A monatomic ideal gas of two moles is taken through a cyclic process starting for $A$ as shown in the figure. The volume ratios are $\left(V_B/V_A\right)=2$ and $\left(V_D/V_A\right)=4$. If the temperature $T_A$ at $A$ is ${27}^{\circ }C$, calculate:
(a) The temperature of the gas at point $B$,
(b) Heat absorbed or released by the gas in each process.
(c) The total work done by the gas during the complete cycle.
Express your answer in terms of the gas constant $R$.

Answer 1

Taking $V_A=V_0;V_B=2V_0;V_D=4V_0$

Process $A\to B$: Isobaric process as $V/T=constant$

$V_0/(273+27)=\left(2V_0\right)/T_B\Rightarrow T_B=600K={327}^{\circ }C$.
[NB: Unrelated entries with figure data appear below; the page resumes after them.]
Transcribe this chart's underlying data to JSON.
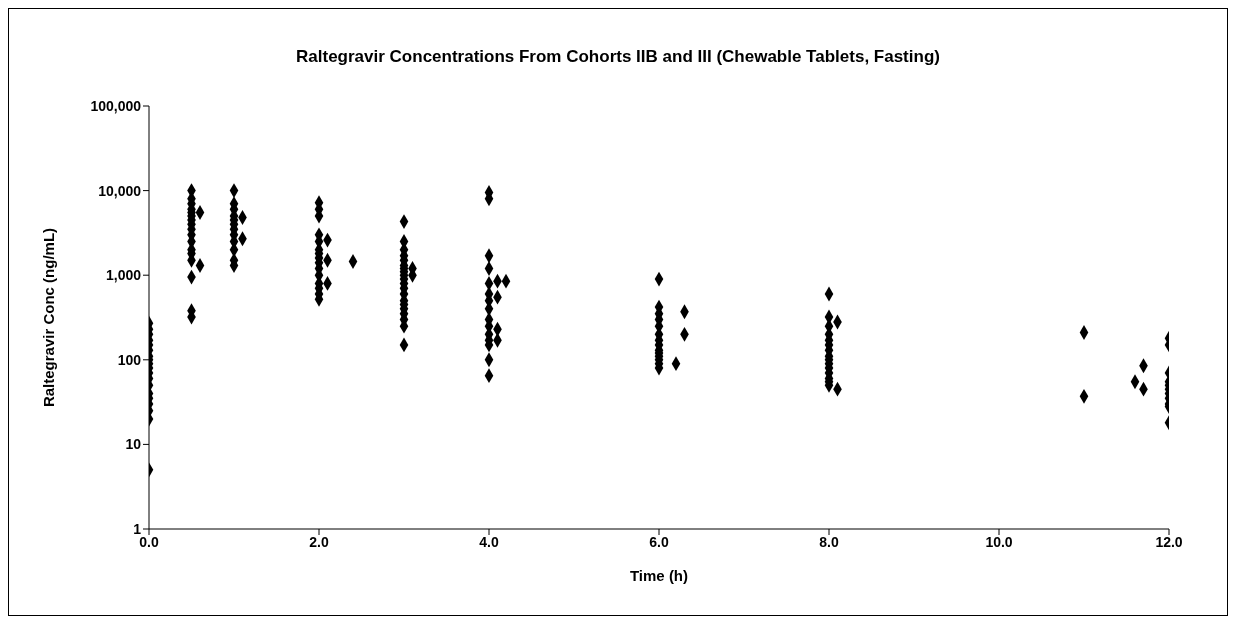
{
  "chart_data": {
    "type": "scatter",
    "title": "Raltegravir Concentrations From Cohorts IIB and III (Chewable Tablets, Fasting)",
    "xlabel": "Time (h)",
    "ylabel": "Raltegravir Conc (ng/mL)",
    "log": "y",
    "grid": false,
    "legend": false,
    "marker": "diamond",
    "xlim": [
      0,
      12
    ],
    "xticks": [
      {
        "value": 0,
        "label": "0.0"
      },
      {
        "value": 2,
        "label": "2.0"
      },
      {
        "value": 4,
        "label": "4.0"
      },
      {
        "value": 6,
        "label": "6.0"
      },
      {
        "value": 8,
        "label": "8.0"
      },
      {
        "value": 10,
        "label": "10.0"
      },
      {
        "value": 12,
        "label": "12.0"
      }
    ],
    "ylim": [
      1,
      100000
    ],
    "yticks": [
      1,
      10,
      {
        "value": 100,
        "label": "100"
      },
      {
        "value": 1000,
        "label": "1,000"
      },
      {
        "value": 10000,
        "label": "10,000"
      },
      {
        "value": 100000,
        "label": "100,000"
      }
    ],
    "series": [
      {
        "color": "#000000",
        "x": [
          0,
          0,
          0,
          0,
          0,
          0,
          0,
          0,
          0,
          0,
          0,
          0,
          0,
          0,
          0,
          0,
          0,
          0,
          0,
          0.5,
          0.5,
          0.5,
          0.5,
          0.5,
          0.5,
          0.5,
          0.5,
          0.5,
          0.5,
          0.5,
          0.5,
          0.5,
          0.5,
          0.5,
          0.5,
          0.5,
          0.6,
          0.6,
          1,
          1,
          1,
          1,
          1,
          1,
          1,
          1,
          1,
          1,
          1,
          1,
          1.1,
          1.1,
          2,
          2,
          2,
          2,
          2,
          2,
          2,
          2,
          2,
          2,
          2,
          2,
          2,
          2,
          2,
          2.1,
          2.1,
          2.1,
          2.4,
          3,
          3,
          3,
          3,
          3,
          3,
          3,
          3,
          3,
          3,
          3,
          3,
          3,
          3,
          3,
          3,
          3,
          3,
          3,
          3,
          3.1,
          3.1,
          4,
          4,
          4,
          4,
          4,
          4,
          4,
          4,
          4,
          4,
          4,
          4,
          4,
          4,
          4,
          4.1,
          4.1,
          4.1,
          4.1,
          4.2,
          6,
          6,
          6,
          6,
          6,
          6,
          6,
          6,
          6,
          6,
          6,
          6,
          6,
          6,
          6.2,
          6.3,
          6.3,
          8,
          8,
          8,
          8,
          8,
          8,
          8,
          8,
          8,
          8,
          8,
          8,
          8,
          8,
          8,
          8.1,
          8.1,
          11,
          11,
          11.6,
          11.7,
          11.7,
          12,
          12,
          12,
          12,
          12,
          12,
          12,
          12,
          12,
          12,
          12
        ],
        "values": [
          270,
          230,
          200,
          170,
          150,
          130,
          110,
          100,
          90,
          80,
          70,
          60,
          50,
          40,
          35,
          30,
          25,
          20,
          5,
          10000,
          8000,
          7000,
          6000,
          5500,
          5000,
          4500,
          4000,
          3500,
          3000,
          2500,
          2000,
          1800,
          1500,
          950,
          380,
          320,
          5500,
          1300,
          10000,
          7000,
          6000,
          5000,
          4500,
          4000,
          3500,
          3000,
          2500,
          2000,
          1500,
          1300,
          4800,
          2700,
          7200,
          6000,
          5000,
          3000,
          2500,
          2000,
          1800,
          1600,
          1400,
          1200,
          1000,
          800,
          700,
          600,
          520,
          2600,
          1500,
          800,
          1450,
          4300,
          2500,
          2000,
          1700,
          1500,
          1300,
          1200,
          1100,
          1000,
          900,
          800,
          700,
          600,
          500,
          450,
          400,
          350,
          300,
          250,
          150,
          1200,
          1000,
          9500,
          8000,
          1700,
          1200,
          800,
          600,
          500,
          400,
          300,
          250,
          200,
          170,
          150,
          100,
          65,
          850,
          550,
          230,
          170,
          850,
          900,
          420,
          350,
          300,
          250,
          200,
          170,
          150,
          130,
          120,
          110,
          100,
          90,
          80,
          90,
          370,
          200,
          600,
          320,
          250,
          200,
          170,
          150,
          130,
          110,
          100,
          90,
          80,
          70,
          60,
          55,
          50,
          280,
          45,
          210,
          37,
          55,
          85,
          45,
          180,
          150,
          70,
          55,
          50,
          45,
          40,
          35,
          30,
          28,
          18
        ]
      }
    ]
  }
}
$Q_1=n{C}_P△T=2\left(5/2\right)R(600-300)=1500R\left(absorbed\right)$

Process $B\to C$ (Isothermal)

$Q_2=W_2=nR{T}_{B}ln\left(V_2/V_1\right)=831.78R\left(absorbed\right)$

Process $C\to D$ (Isochoric)

$Q_3=n{C}_V△T=-900R\left(released\right)$

Process $D\to A$ (Isothermal)

$Q_4=W_4=nR{T}_{A}ln\left(V_2/V_1\right)=-831.78R$

Total word done: $W=Q_1+Q_2+Q_3+Q_4=600R$.